La ministre Khoudia Mbaye (Promotion des investissements, partenariats et développement des Téléservices de l’Etat), une responsable de la LD, "est prête à quitter le gouvernement si son parti le lui demande", croit savoir le même journal.

Cette décision fait suite à une "levée de boucliers" au sein de la Ligue démocratique, relativement à la décision de Mme Mbaye démettre son directeur de cabinet qui a exprimé des positions critiques de leur parti commun concernant certaines décisions du pouvoir.

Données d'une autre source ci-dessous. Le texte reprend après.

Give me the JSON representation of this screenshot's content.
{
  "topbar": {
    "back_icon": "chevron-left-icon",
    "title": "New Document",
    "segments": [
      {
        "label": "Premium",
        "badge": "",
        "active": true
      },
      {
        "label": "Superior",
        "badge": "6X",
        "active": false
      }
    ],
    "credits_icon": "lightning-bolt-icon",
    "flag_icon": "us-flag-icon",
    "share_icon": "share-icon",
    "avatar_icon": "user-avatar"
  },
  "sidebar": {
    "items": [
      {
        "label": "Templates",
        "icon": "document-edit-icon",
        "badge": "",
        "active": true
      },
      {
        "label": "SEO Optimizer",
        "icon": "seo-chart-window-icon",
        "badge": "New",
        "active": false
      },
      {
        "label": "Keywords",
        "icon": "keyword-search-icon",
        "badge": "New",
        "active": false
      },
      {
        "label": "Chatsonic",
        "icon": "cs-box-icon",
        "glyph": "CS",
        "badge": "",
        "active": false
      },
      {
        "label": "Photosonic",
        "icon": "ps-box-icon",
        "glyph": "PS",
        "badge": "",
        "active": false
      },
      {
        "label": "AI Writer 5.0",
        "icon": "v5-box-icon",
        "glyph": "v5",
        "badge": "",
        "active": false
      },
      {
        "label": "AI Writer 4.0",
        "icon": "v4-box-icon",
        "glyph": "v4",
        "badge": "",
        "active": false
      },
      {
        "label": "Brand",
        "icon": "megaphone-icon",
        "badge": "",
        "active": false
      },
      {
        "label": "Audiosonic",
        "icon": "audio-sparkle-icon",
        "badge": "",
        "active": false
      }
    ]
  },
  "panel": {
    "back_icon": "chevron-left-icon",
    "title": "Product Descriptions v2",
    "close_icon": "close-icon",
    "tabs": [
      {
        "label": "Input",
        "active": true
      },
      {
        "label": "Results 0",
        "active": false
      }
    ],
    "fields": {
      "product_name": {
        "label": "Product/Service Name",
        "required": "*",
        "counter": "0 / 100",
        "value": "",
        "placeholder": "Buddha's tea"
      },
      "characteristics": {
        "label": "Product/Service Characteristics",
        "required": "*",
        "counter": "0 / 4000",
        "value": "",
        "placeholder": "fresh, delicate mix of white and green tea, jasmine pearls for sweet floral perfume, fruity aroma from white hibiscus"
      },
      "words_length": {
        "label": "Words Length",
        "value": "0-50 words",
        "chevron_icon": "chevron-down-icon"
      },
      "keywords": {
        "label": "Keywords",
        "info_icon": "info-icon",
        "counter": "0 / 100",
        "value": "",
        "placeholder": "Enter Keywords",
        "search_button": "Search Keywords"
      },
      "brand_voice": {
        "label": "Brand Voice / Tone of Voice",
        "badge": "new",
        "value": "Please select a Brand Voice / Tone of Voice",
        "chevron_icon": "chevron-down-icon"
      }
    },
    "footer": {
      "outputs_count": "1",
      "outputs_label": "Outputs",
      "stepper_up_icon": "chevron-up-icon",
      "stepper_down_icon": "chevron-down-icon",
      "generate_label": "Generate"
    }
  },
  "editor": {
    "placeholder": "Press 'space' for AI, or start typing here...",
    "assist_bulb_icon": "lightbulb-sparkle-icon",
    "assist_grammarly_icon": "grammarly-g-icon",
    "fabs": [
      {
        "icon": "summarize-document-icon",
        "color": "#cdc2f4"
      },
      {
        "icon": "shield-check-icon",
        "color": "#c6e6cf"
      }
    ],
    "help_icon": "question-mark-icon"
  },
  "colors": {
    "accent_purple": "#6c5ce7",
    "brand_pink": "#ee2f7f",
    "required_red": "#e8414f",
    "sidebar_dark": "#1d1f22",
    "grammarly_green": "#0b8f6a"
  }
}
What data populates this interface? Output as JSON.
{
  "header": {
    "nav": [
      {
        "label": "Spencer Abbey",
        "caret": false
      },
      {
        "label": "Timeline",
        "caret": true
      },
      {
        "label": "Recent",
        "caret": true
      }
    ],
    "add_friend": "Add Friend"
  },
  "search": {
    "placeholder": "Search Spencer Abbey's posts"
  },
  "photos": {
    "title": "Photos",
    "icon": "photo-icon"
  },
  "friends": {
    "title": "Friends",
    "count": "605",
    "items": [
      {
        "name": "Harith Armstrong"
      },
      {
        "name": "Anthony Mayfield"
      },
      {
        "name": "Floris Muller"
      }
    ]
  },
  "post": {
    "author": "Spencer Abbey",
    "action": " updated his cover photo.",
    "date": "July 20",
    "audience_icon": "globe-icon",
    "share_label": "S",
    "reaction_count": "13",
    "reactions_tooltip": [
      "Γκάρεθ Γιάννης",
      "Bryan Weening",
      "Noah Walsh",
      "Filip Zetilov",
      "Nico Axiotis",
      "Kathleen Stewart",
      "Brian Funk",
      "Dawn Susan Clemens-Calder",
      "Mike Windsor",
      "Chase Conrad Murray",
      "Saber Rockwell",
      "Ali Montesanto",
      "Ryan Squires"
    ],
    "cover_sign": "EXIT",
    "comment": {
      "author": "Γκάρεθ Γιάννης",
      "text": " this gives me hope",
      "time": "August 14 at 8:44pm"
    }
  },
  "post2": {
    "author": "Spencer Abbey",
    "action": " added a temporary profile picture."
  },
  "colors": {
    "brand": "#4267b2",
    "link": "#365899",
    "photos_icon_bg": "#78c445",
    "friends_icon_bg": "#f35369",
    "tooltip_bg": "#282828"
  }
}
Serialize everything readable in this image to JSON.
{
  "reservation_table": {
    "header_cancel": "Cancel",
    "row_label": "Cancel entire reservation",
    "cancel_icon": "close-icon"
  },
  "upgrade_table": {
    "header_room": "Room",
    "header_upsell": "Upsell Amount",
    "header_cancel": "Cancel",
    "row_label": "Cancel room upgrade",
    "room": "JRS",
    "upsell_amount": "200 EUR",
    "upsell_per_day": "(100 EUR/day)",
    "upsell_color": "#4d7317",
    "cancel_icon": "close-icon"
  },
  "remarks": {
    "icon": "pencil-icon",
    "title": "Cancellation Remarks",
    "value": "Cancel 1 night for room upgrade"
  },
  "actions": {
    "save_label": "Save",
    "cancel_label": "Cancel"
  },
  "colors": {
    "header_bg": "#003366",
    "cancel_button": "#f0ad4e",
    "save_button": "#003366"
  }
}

"La crise entre la Ligue démocratique et l'Alliance pour la République semble prendre une nouvelle tournure. Les partisans de Mamadou Ndoye ont décidé de convoquer dans les prochains jours leur bureau politique pour se déterminer par rapport à leur maintien au sein de la coalition présidentielle", écrit Le Témoin quotidien.

Pour ne rien arranger, la décision du chef de l'Etat d'envoyer 2.100 soldats au Yémen, dans le cadre de l'opération "Tempête décisive", à la demande du royaume saoudien, contribue également à accentuer "les dissensions dans Bennoo Bokk Yaakaar", souligne Walfadjri quotidien.

Le contingent sénégalais sera déployé à la frontière entre ce pays et le Yémen, dans le cadre de l'opération militaire "Tempête décisive" menée par plusieurs pays arabes. Celle-ci vise à remettre au pouvoir le président du Yémen, Abd Rabo Mansour Hadi, renversé par les rebelles houthis.

L'ancien Premier ministre Abdoul Mbaye semble également opposé à cette décision, affirmant qu'il "ne s'agit pas d'une simple mission de maintien de la paix, mais d'une guerre".

Le Soleil signale à propos que Macky Sall s'est déclaré "contre la récupération de l'armée à des fins politiques", estimant que ce qui lie le Sénégal à l'Arabie saoudite "est très fort".